In this case, the wife is Therese (Elizabeth Olsen), an orphan who is taken in by Madame Raquin (Jessica Lange), a friend of her family who has a son of her own, Camille (Tom Felton of “Harry Potter” fame). Eventually, both Camille and Therese grow up and Madame Raquin takes it upon herself to match the two of them in marriage.

Camille is obviously smitten with Therese and his mother sees her cowed young daughter-in-law as a surrogate housekeeper and maid. Eventually, Camille moves them into a poor part of Paris, where he works in an office. Madame opens a small shop, with Therese as her assistant and all-around dogsbody.

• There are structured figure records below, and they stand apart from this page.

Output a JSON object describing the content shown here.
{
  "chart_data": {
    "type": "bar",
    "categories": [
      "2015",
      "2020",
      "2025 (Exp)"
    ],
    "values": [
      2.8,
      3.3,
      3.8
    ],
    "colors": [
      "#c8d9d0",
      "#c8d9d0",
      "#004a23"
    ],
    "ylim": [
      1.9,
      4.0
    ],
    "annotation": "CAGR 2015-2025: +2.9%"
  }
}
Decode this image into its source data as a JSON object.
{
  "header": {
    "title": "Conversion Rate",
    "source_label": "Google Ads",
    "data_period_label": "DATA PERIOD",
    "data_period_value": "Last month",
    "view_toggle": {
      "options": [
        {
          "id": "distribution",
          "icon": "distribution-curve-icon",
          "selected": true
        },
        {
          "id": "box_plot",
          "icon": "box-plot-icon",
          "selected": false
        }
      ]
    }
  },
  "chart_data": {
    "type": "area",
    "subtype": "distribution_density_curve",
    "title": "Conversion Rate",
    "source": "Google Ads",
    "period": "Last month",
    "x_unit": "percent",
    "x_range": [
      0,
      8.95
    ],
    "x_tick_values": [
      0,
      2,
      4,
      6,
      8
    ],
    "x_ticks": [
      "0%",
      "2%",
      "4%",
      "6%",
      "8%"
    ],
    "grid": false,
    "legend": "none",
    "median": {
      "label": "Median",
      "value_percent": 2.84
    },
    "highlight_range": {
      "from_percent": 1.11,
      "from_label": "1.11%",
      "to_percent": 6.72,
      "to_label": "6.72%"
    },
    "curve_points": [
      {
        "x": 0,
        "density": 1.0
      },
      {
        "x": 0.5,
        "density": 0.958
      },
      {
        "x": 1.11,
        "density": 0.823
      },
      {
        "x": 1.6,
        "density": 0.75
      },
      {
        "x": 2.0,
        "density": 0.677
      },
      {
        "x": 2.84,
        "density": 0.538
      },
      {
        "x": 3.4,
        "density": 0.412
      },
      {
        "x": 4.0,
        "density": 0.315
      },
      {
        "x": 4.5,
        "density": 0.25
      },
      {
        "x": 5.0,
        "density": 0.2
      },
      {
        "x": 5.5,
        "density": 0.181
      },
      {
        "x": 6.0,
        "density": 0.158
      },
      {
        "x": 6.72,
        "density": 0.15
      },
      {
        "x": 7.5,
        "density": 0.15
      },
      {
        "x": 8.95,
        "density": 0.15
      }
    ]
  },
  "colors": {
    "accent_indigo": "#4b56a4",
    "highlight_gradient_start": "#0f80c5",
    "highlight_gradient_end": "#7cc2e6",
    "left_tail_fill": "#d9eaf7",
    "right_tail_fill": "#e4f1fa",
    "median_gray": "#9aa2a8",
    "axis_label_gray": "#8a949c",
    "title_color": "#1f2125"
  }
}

One night, Camille brings home a friend from work – Laurent (Oscar Isaac), a handsome young man who immediately falls for Therese and vice versa. Before long, they have started to meet secretly and, eventually, plot how to get rid of Camille so they can run away together.

The killing happens but the running away? Not so much. Instead, Therese finds herself tied to Madame Raquin, forced to pretend grief, even as she copes with the horror of what she’s done. And, as it inevitably does, guilt tears the lovers apart. They can’t live together but they can’t be rid of each other.

Shot in gloomy, dingy sets that capture the grime of a world in which oil lamps and coal stoves dominate, “In Secret” builds to a climax of startling power, but not before putting the audience through the same hell that Therese suffers. Olsen has a stunning ability to make what is interior seem clear and obvious; you can read her thoughts in her eyes, even as she masks her true feelings from both Madame Raquin and Laurent.

Isaac brings a blend of politesse and rakishness to Laurent: He’s flummoxed by the depth of his feelings for Therese, but equally surprised at the strength of his self-revulsion when he does what needs to be done to have her. The cat-eyed Lange has an imperiousness that blinds her to what’s happening around her until it’s too late for her to do anything about it.

“In Secret” is a stylish, nervy film, one that captures the manners and mores of its 19th-century setting while making the emotions it deals with utterly contemporary. You don’t need to know Zola’s original to get caught up in this adaption of one of his most intense works.